I would like some feedback on my attempt / whether or not this is a valid approach as it differs from the other solutions I have been able to find. I am aware that similar questions have been asked about this question before, however, the solutions are different to mine and so I would like to know if this approach is valid.
Question
Prove $e^x$ is not uniformly continuous on $\mathbb{R}$
Attempt
Consider a proof by contradiction, where we assume that $e^x$ is uniformly continuous and therefore satisfies for all $\epsilon > 0$, there exists $\delta >0$ such that for real numbers $x$ and $y$:
$$|x-y|<\delta \implies |e^x-e^y|<\epsilon$$
We now consider $y=x+\frac{\delta}{2}$ which allows the LHS of the inequality to be satisfied.

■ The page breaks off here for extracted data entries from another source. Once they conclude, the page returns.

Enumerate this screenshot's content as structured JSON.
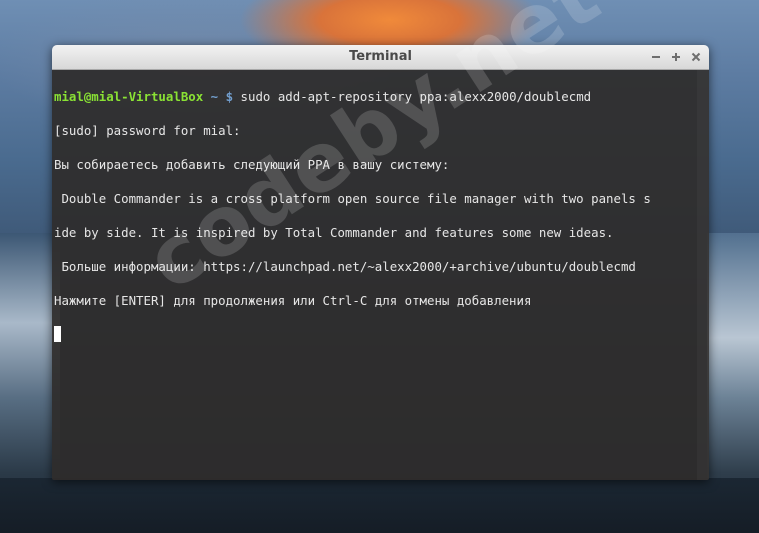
{
  "window": {
    "title": "Terminal",
    "controls": {
      "minimize": "−",
      "maximize": "+",
      "close": "×"
    }
  },
  "terminal": {
    "prompt_user_host": "mial@mial-VirtualBox",
    "prompt_path": "~ $",
    "command": " sudo add-apt-repository ppa:alexx2000/doublecmd",
    "lines": [
      "[sudo] password for mial:",
      "Вы собираетесь добавить следующий PPA в вашу систему:",
      " Double Commander is a cross platform open source file manager with two panels s",
      "ide by side. It is inspired by Total Commander and features some new ideas.",
      " Больше информации: https://launchpad.net/~alexx2000/+archive/ubuntu/doublecmd",
      "Нажмите [ENTER] для продолжения или Ctrl-C для отмены добавления"
    ]
  },
  "watermark": "codeby.net",
  "colors": {
    "prompt_user": "#8ae234",
    "prompt_path": "#729fcf",
    "terminal_bg": "#2e2c2b",
    "text": "#e6e6e6"
  }
}
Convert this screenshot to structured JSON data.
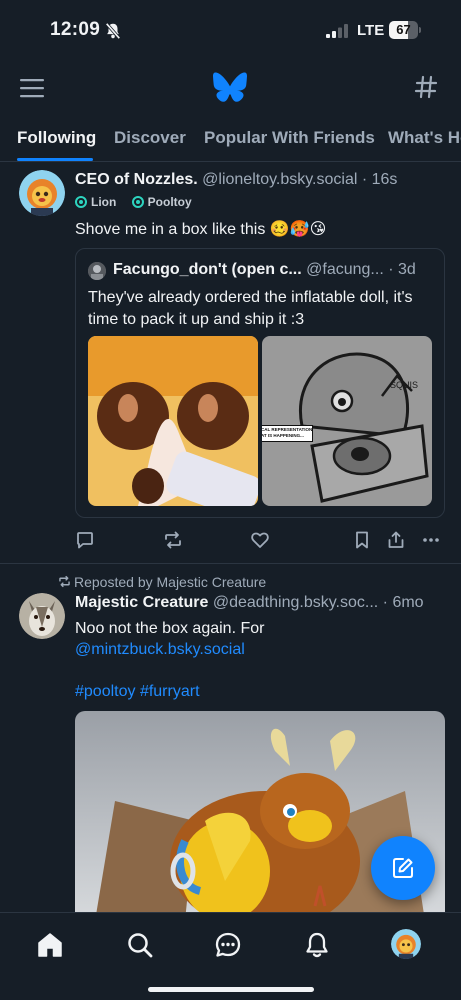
{
  "status_bar": {
    "time": "12:09",
    "network": "LTE",
    "battery_percent": "67",
    "battery_level": 0.67
  },
  "header": {
    "menu_icon": "menu-icon",
    "logo": "butterfly-logo-icon",
    "feeds_icon": "hash-icon"
  },
  "tabs": [
    {
      "label": "Following",
      "active": true
    },
    {
      "label": "Discover",
      "active": false
    },
    {
      "label": "Popular With Friends",
      "active": false
    },
    {
      "label": "What's Hot",
      "active": false
    }
  ],
  "post1": {
    "author_name": "CEO of Nozzles.",
    "handle": "@lioneltoy.bsky.social",
    "separator": " · ",
    "time": "16s",
    "labels": [
      "Lion",
      "Pooltoy"
    ],
    "text": "Shove me in a box like this 🥴🥵😘",
    "quote": {
      "author_name": "Facungo_don't (open c...",
      "handle": "@facung...",
      "separator": " · ",
      "time": "3d",
      "text": "They've already ordered the inflatable doll, it's time to pack it up and ship it :3",
      "image_caption_left": "CAL REPRESENTATION\nAT IS HAPPENING...",
      "image_caption_right": "SQUIS"
    }
  },
  "post2": {
    "repost_label": "Reposted by Majestic Creature",
    "author_name": "Majestic Creature",
    "handle": "@deadthing.bsky.soc...",
    "separator": " · ",
    "time": "6mo",
    "text_line1": "Noo not the box again. For",
    "mention": "@mintzbuck.bsky.social",
    "hashtags": "#pooltoy #furryart"
  },
  "actions": [
    "reply-icon",
    "repost-icon",
    "like-icon",
    "bookmark-icon",
    "share-icon",
    "more-icon"
  ],
  "bottom_nav": [
    "home-icon",
    "search-icon",
    "chat-icon",
    "notifications-icon",
    "profile-avatar"
  ],
  "colors": {
    "background": "#161e27",
    "accent": "#1083fe",
    "muted": "#9fabb9",
    "border": "#2b3541"
  }
}
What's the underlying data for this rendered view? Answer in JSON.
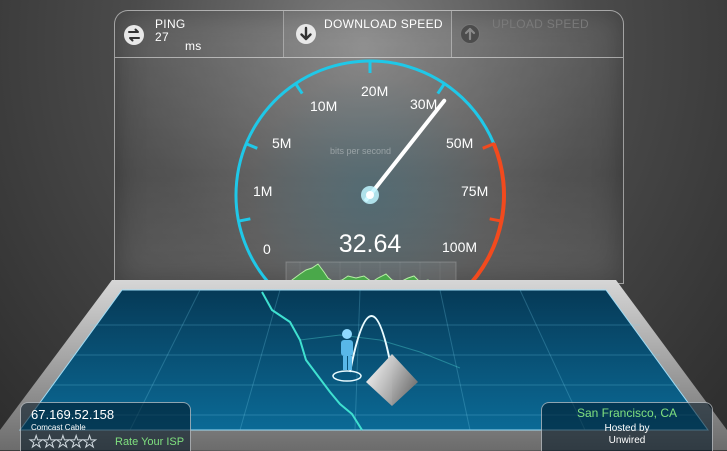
{
  "tabs": {
    "ping": {
      "label": "PING",
      "value": "27",
      "unit": "ms",
      "icon": "ping-arrows-icon"
    },
    "download": {
      "label": "DOWNLOAD SPEED",
      "icon": "download-arrow-icon"
    },
    "upload": {
      "label": "UPLOAD SPEED",
      "icon": "upload-arrow-icon"
    }
  },
  "gauge": {
    "unit_caption": "bits per second",
    "current_value": "32.64",
    "scale": [
      "0",
      "1M",
      "5M",
      "10M",
      "20M",
      "30M",
      "50M",
      "75M",
      "100M"
    ],
    "needle_reading_mbps": 32.64
  },
  "client": {
    "ip": "67.169.52.158",
    "isp": "Comcast Cable",
    "rating_stars": 0,
    "rate_label": "Rate Your ISP"
  },
  "server": {
    "location": "San Francisco, CA",
    "hosted_by": "Hosted by",
    "host": "Unwired"
  },
  "colors": {
    "accent_cyan": "#1fc8e8",
    "accent_red": "#f24a1e",
    "accent_green": "#7fe07f"
  }
}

Therefore, this should imply that:
$$|e^x-e^{x+\frac{\delta}{2}} |<\epsilon \iff|e^x(1-e^{\frac{\delta}2})|<\epsilon$$
This should hold for any real value of $x$. And so if we let $x=0$ then this inequality simplifies to:
$$|(1-e^{\frac{\delta}2})|<\epsilon$$
And so if we fix $\epsilon = 0.5|(1-e^{\frac{\delta}2})|$ then this contradicts the inequality above.
Therefore, we have shown that $e^x$ is not uniformly continuous by contradiction. $\Box$
I would be grateful for any feedback and guidance on ways in which I can improve the proof attempt.
The $\delta$ you choose depends on the $\varepsilon$ so you can't take $\varepsilon$ in terms of $\delta$.
However, if you fix $\varepsilon >0$ and suppose that there exists $\delta>0$ such that $$|x-y|<\delta \Rightarrow |e^x-e^y|<\varepsilon.$$ Take $y=x+\delta/2$ as you did, and now you can let $x$ tend to $+\infty$ to obtain a contradiction : $$\varepsilon\geq \lim_{x\rightarrow +\infty}e^x|1-e^{\delta/2}|=+\infty.$$